D’autre part, quels sont les moyens (et donc les budgets) attribués pour permettre aux équipes d’atteindre ces objectifs ? Ont-elles d’ailleurs toutes besoin des mêmes moyens / budgets ? Quelle que soit la réponse, il est nécessaire de trouver le bon équilibre pour lier les besoins au business et mesurer l’impact à tous les niveaux : génération de leads (marketing), conversions (commerce), cycles vente (avant-vente), marge (managers) …  afin de déterminer le nombre de personnes nécessaire au support, les ventes par produits, les progressions, les secteurs qui fonctionnent… Et surtout : cela permet d’avoir les éléments nécessaires à faire un retour au équipe. Et pour bien piloter les parties prenantes, les priorités stratégiques doivent correspondre à la vision globale de l’entreprise.
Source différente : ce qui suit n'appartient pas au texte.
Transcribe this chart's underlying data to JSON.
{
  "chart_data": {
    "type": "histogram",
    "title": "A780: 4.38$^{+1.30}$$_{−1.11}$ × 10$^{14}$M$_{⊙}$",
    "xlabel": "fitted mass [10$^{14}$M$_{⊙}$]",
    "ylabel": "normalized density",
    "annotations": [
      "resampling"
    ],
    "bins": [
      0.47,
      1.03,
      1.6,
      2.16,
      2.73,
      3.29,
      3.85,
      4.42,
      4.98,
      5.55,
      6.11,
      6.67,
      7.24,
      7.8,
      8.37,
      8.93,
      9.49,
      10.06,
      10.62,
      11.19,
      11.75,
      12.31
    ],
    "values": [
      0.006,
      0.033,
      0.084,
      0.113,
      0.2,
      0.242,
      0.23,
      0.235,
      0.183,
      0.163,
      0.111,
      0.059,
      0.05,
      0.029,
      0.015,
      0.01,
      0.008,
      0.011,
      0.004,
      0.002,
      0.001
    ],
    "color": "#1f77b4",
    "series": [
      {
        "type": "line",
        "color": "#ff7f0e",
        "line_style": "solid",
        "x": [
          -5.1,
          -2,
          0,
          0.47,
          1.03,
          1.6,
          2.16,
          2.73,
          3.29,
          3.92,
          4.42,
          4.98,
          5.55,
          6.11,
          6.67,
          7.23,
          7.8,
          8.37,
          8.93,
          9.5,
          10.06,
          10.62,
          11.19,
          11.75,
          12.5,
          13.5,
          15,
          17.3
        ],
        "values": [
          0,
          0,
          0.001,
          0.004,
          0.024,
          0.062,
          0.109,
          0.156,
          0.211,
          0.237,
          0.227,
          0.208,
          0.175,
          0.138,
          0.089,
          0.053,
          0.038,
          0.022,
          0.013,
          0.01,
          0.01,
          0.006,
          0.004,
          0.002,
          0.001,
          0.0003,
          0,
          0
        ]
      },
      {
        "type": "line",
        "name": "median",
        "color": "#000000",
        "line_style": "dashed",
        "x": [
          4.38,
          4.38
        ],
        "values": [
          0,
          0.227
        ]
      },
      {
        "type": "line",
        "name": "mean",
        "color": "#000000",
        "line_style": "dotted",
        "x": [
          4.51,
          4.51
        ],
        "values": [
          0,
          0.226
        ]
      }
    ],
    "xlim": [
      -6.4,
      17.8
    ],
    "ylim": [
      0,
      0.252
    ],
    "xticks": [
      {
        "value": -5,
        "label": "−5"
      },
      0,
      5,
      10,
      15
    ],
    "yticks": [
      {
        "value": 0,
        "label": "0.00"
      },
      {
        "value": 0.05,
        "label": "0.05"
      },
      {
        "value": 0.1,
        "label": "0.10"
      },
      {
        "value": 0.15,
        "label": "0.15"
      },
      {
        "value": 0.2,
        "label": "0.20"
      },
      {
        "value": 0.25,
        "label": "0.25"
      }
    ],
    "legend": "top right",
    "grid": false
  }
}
Enfin, si une entreprise veut continuer d’être innovante notamment au sein de son équipe commerciale, elle doit réfléchir différemment et mesurer aussi les résultats qualitatifs : les équipes doivent avoir suffisamment de liberté pour permettre à leur curiosité et leur intuition d’explorer de nouveaux domaines, de nouveaux clients… Et c’est toute l’ambiguïté de mettre en place des OKR : trouver le bon équilibre entre l’atteinte des objectifs dans le respect des valeurs et de la stratégie d’une part, et la possibilité de s’ouvrir à de nouvelles opportunités d’autre part.

 

Diagnostiquer tous ces éléments est nécessaire pour avancer. Parfois, et par manque de recul, ce peut être plus compliqué que prévu. Keep Growing a mis en place des outils au travers de grilles d’évaluation et des ateliers afin de vous permettre d’avancer sur ces sujets, notamment sur le chapitre vision et mission. N’hésitez pas à nous contacter !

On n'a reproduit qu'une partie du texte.